Clean up the fish, cut flower knife
2.
Put the salt and thirteen incense in a bowl and stir well.
3.
Cut ginger, green onion and set aside
4.
Spread the mixed salt and thirteen incense evenly on the body of the fish, including the belly; put the ginger on the sides and belly of the fish, and put a little green onion in the belly
5.
Sprinkle cooking wine on the surface of the fish to remove the fishy smell, then wrap it in plastic wrap, marinate for 15 and 20 minutes
6.
After fifteen minutes, move the fish to another plate, pour out the excess cooking wine and oozing blood, and put it in a boiling steamer
7.
Steam the fish on high heat for ten to fifteen minutes. Take the fish out and put it in another clean dish.
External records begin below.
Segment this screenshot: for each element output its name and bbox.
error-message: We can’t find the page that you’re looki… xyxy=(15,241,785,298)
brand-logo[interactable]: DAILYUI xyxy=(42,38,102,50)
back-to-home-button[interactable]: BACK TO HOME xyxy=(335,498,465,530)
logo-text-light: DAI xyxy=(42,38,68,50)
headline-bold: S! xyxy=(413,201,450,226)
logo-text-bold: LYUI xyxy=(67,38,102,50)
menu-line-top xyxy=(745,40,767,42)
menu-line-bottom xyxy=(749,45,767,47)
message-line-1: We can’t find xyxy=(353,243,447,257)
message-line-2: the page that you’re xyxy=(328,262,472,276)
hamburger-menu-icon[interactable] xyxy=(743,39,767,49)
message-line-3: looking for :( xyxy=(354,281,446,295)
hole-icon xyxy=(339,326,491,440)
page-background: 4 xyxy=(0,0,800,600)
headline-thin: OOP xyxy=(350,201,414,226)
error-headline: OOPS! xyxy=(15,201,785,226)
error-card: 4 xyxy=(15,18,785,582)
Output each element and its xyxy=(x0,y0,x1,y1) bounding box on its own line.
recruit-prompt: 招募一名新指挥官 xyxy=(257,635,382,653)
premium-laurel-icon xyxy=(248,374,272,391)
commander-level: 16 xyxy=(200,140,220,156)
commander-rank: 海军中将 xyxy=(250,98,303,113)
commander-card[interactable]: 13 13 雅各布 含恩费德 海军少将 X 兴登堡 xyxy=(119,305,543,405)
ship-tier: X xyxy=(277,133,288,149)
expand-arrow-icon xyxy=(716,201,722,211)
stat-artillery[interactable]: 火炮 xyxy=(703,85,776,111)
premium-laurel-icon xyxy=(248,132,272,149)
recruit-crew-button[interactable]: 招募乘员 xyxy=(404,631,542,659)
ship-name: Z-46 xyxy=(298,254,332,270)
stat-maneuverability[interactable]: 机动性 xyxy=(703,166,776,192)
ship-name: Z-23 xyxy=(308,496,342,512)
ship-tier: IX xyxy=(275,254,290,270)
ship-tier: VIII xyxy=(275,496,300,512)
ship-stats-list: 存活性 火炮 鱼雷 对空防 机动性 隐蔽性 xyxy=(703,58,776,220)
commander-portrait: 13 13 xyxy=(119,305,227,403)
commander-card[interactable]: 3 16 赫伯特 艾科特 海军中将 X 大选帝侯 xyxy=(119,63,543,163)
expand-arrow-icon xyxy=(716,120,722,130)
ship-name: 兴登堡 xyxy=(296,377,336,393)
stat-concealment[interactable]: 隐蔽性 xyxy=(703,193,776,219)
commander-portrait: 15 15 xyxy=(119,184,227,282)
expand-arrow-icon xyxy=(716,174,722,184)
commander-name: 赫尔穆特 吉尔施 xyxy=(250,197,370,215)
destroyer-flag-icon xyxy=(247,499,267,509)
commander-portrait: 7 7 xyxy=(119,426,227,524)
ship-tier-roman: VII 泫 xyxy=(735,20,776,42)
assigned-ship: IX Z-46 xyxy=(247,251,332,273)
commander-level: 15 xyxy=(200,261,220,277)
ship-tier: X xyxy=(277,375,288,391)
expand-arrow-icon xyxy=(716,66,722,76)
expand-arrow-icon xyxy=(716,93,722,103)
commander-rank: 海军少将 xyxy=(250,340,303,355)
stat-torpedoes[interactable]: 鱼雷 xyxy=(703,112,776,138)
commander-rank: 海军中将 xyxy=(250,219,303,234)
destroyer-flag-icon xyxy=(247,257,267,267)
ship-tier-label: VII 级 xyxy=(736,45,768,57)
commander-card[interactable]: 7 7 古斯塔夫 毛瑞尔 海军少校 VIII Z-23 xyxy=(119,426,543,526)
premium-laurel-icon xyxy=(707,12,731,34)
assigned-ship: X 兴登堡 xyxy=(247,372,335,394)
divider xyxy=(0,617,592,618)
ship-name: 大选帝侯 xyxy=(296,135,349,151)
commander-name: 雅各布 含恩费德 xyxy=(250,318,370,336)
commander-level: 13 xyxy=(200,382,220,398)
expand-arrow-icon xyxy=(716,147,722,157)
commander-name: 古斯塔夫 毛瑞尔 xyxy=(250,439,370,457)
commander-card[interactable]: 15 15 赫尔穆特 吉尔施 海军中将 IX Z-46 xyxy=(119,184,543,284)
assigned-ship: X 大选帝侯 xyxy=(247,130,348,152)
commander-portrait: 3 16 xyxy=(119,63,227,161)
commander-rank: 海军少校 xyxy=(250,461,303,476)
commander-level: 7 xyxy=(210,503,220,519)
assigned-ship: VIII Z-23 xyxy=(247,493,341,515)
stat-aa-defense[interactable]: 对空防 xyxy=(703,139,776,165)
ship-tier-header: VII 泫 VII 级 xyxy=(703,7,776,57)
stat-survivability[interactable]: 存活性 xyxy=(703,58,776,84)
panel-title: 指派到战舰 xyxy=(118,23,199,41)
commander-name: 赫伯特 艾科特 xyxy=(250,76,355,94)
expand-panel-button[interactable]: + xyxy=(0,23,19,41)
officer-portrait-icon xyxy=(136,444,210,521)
Pick out the ginger on the surface.
8.
Spread the prepared shredded ginger and green onion on the surface of the fish, and pour some steamed fish soy sauce. Heat oil (a few drops of sesame oil will make it more fragrant) and pour it on top. The fragrant steamed Wuchang fish is ready. ~
Tips:
1. The fish should not be too big, otherwise it will be more troublesome to put it in the steamer, unless your steamer is big enough. 2. If you like spicy food, you can put a little dried chili on the fish before pouring the hot oil.